I cannot begin to imagine the pain and loss experienced by the flood victims. It is not easy to cultivate your land and rear livestock, only to watch it all, in a flash, get washed away by floods. People invested by erecting both homes and business premises but sadly, a lot of it is now just a distant memory following the wrath of tropical storm Ana.

I am told there are others who had taken heed of the advice from the authorities well before hand to move uplands but they have not been spared from the catastrophe as well. Let us hope more and more organisations will come in and assist with emergency aid.

At this point, allow me to commend President Lazarus Chakwera for coming out quickly to declare the affected districts as being in a state of disaster.

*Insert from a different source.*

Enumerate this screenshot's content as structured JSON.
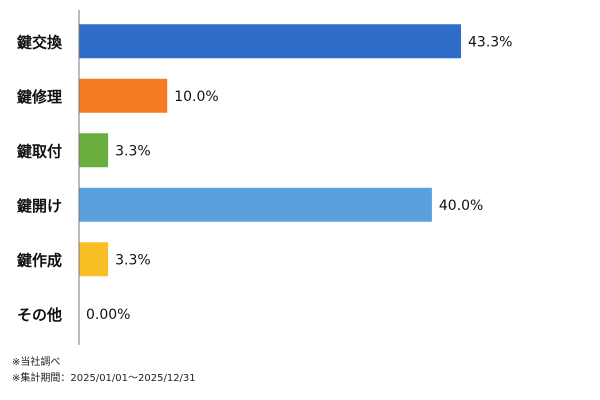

Not only that but the Malawi leader also physically went to the lower Shire, first by plane and then trekked down to Thabwa via road to appreciate the extent of damage and re-assure the affected people that they are not alone and government will do what it can to ensure that they quickly get back on their feet.

One thing however that keeps popping up in my mind and perhaps it is something that the government needs to seriously look into is the way our emergency relief is coordinated. Having experienced floods for years, we should have, by now, devised a system whereby relief items would have already been in some of the locations that have been affected. I am talking about having warehousing facilities so that when such places are cut off due to infrastructural damage, there should not be any panicking. We should not be having a full-fledged government agency like Dodma getting its shipment ready for dispatch at a bare ground like Njamba Park in Blantyre. What have they been doing over the years? Storage should not be restricted to places such as Blantyre and Lilongwe (I am told at one point there was even a facility at Malangalanga where relief items stored were poorly handled).

Overall, I think our emergency response leaves a lot to be desired. This other day I also touched on the subject, only that in that episode I had focused on fire and medical response in our cities but certainly there are a lot of lessons we can draw from he recent floods.

May the souls of those that have died during the disaster rest in eternal peace and may the one up above abide with us as we continue to count our loses.